COMPOSITION DE LA COUR LORS DU DÉLIBÉRÉ :

Mme Corinne STRUNK, Conseillère, faisant fonction de Présidente

M. André LIEGEON, Conseiller

Mme Elisabeth GRANIER, Conseillère

GREFFIER :

Madame Véronique PELLISSIER, Greffière, lors des débats et du prononcé de la décision

DÉBATS :

A l'audience publique du 02 Janvier 2023, où l'affaire a été mise en délibéré au 06 Février 2023.
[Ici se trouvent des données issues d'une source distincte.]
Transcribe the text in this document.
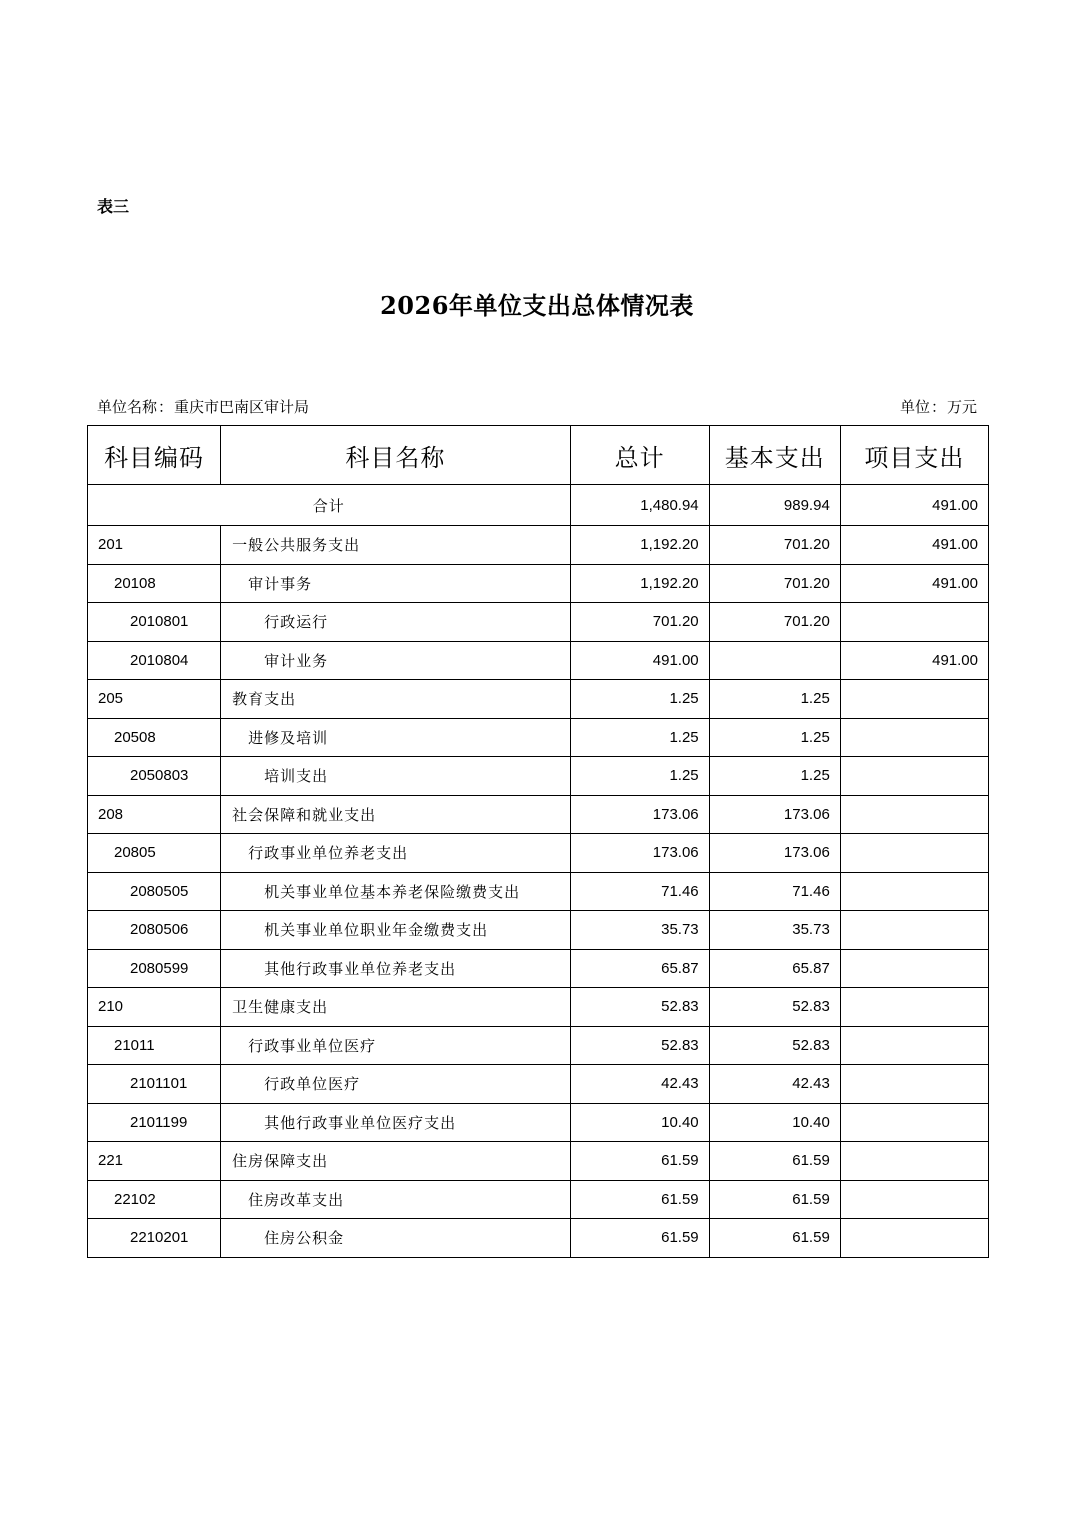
表三
2026年单位支出总体情况表
单位名称：重庆市巴南区审计局	单位：万元
科目编码	科目名称	总计	基本支出	项目支出
合计		1,480.94	989.94	491.00
201	一般公共服务支出	1,192.20	701.20	491.00
20108	审计事务	1,192.20	701.20	491.00
2010801	行政运行	701.20	701.20	
2010804	审计业务	491.00		491.00
205	教育支出	1.25	1.25	
20508	进修及培训	1.25	1.25	
2050803	培训支出	1.25	1.25	
208	社会保障和就业支出	173.06	173.06	
20805	行政事业单位养老支出	173.06	173.06	
2080505	机关事业单位基本养老保险缴费支出	71.46	71.46	
2080506	机关事业单位职业年金缴费支出	35.73	35.73	
2080599	其他行政事业单位养老支出	65.87	65.87	
210	卫生健康支出	52.83	52.83	
21011	行政事业单位医疗	52.83	52.83	
2101101	行政单位医疗	42.43	42.43	
2101199	其他行政事业单位医疗支出	10.40	10.40	
221	住房保障支出	61.59	61.59	
22102	住房改革支出	61.59	61.59	
2210201	住房公积金	61.59	61.59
Les parties ont été avisées que l'arrêt sera prononcé par sa mise à disposition au greffe de la cour d'appel.

APPELANTE :

Madame [V] [L]

née le 27 Décembre 1965 à [Localité 8]

[Adresse 10]

[Adresse 10]

[Localité 7]

Représentée par Me Pascale COMTE de la SCP AKCIO BDCC AVOCATS, Plaidant/Postulant, avocat au barreau de NIMES

INTIMÉE :

Commune [Localité 7]

représentée par son Maire en exercice domicilié en cette qualité

[Adresse 9]

[Adresse 9]

[Localité 7]

Représentée par Me Georges POMIES RICHAUD, Postulant, avocat au barreau de NIMES

Représentée par Me Gaëlle D'ALBENAS de la SCP TERRITOIRE AVOCATS, Plaidant, avocat au barreau de MONTPELLIER, substituée par Me Pierre D'AUDIGIER, avocat au barreau de MONTPELLIER

Statuant sur appel d'une ordonnance de référé

Ordonnance de clôture rendue le 12 septembre 2022

ARRÊT :

Arrêt contradictoire, prononcé publiquement et signé par Madame Corinne STRUNK, Conseillère faisant fonction de Présidente, le 06 Février 2023, par mise à disposition au greffe de la Cour.

EXPOSE DU LITIGE

Mme [V] [L] est propriétaire de plusieurs parcelles cadastrées section A n°[Cadastre 2], [Cadastre 3], [Cadastre 4] et [Cadastre 5] situées sur le territoire de la Commune d'[Localité 7].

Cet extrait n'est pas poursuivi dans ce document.